Николай Александрович сидел, откинувшись на спинку кресла, и с какой-то нехорошей улыбкой о чём-то упоённо размышлял.
— Николай Александрович… — ещё раз повторила секретарша.
— Скажи, что я занят и никого не могу принять.
— Но, по-моему, это очень важный человек.
— Мне сейчас не до важных людей.
— Но это может помочь вашей компании, ведь…
Николай Александрович не дал продолжить.
— У меня сейчас другие проблемы.
— Но это же ваша фирма.
— К чёрту эту фирму, есть дела и поважнее денег.
Тут на пороге появился тот самый важный человек.
— Извините, но если уж вы деловой человек, то и должны заниматься делом.
Николай Александрович оторвал голову от подголовника и внимательно посмотрел на незваного гостя.
— Я к вам по делу, — продолжал незнакомец. — У меня к вам есть предложение, от которого, я думаю, вы, в связи с тяжёлым положением вашей компании, не сможете отказаться.
Николай Александрович положил голову на руку и даже не попытался сделать заинтересованный вид.
— Я вас слушаю.
Секретарша вышла и закрыла дверь.
Незнакомец сел в кресло напротив.
— Что-то вы не выглядите особо заинтересованным в развитии вашей фирмы.

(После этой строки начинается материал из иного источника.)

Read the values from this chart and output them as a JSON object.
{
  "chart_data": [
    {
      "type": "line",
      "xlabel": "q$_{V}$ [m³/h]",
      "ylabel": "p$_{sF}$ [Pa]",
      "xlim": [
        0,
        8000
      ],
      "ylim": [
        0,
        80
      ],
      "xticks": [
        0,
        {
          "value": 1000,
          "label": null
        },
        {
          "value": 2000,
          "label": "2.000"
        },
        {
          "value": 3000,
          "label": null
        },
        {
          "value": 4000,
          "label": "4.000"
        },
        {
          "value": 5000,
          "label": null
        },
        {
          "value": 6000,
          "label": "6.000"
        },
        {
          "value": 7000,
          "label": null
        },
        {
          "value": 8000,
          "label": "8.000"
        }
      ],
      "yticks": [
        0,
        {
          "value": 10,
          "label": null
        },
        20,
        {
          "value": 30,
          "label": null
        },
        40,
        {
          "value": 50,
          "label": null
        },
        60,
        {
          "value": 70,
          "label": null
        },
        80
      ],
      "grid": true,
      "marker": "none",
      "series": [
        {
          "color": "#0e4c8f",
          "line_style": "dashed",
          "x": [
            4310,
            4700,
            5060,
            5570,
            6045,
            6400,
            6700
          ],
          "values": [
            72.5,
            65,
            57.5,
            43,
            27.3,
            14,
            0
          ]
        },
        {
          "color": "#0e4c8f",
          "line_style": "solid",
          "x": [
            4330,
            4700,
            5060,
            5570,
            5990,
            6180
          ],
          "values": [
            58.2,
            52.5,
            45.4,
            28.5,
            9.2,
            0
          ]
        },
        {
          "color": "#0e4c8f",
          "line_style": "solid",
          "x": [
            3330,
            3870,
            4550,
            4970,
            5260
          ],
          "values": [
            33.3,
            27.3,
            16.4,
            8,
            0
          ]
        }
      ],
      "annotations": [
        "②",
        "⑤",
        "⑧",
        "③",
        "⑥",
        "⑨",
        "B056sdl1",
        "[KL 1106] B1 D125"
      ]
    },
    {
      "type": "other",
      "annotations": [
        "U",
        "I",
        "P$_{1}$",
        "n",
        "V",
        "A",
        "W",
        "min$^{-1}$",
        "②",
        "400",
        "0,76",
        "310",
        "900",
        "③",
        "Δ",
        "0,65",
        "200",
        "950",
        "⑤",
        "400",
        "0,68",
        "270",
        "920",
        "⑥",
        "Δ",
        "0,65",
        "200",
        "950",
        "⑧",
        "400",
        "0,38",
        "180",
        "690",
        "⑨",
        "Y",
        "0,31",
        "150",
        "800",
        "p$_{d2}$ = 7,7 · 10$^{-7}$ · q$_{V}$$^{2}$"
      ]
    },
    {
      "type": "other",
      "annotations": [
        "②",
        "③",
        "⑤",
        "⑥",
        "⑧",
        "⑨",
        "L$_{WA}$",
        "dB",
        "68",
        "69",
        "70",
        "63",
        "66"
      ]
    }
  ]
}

Николай Александрович молчал и всё так же отрешённо смотрел на незнакомца.
— Хорошо. Зовут меня Даниил Семёнович Новосёлов и я хотел бы вам предложить…
Даниил Семёнович подробнейшим образом изложил, что он хочет делать, как он будет зарабатывать деньги, и чего он, собственно, хочет от него.
Через пять минут он закончил свою речь и вопросительно посмотрел на Николая Александровича, который всё это время лишь иногда качал головой и даже не задал ни одного вопроса.
— Хм, — усмехнулся он. — Конечно, идея оригинальная, но совершенно нереальная.
— Зато если вы сделаете так, как я говорю…
— То я смогу запросто потерять всё.
— Да, возможен и такой вариант, но если всё получится, то вы, ничего ни делая, заработаете очень даже неплохие деньги.
— Сейчас деньги меня мало интересуют.
— Но если всё получится, то заработанная вами сумма, я уверен, не оставит вас равнодушным.
— А риск? Хоть и деньги конечно большие, но и риск немаленький.
— Да, честно говоря, шансы погореть очень велики, но выигрыш того стоит. Как говорится, кто не рискует, тот не пьёт шампанского.
— Совершенно нереально.
— Ну, так вы заключаете договор?
Николай Александрович думал.
— Подумайте хорошенько, деньги-то немалые, а делать вам ничего не надо.
Николай Александрович несколько секунд молчал.
— А давайте, мне уже всё равно, — Николай Александрович махнул рукой. — Наплевать мне на эту несчастную фирму.
Даниил Семёнович ещё раз усмехнулся.
— Деньги не интересуют пока их нет.
— Есть вещи и позначимей денег. Даже скорее, что не возьми, всё ценнее денег; самая ничтожная безделушка и та дороже горстки мусора.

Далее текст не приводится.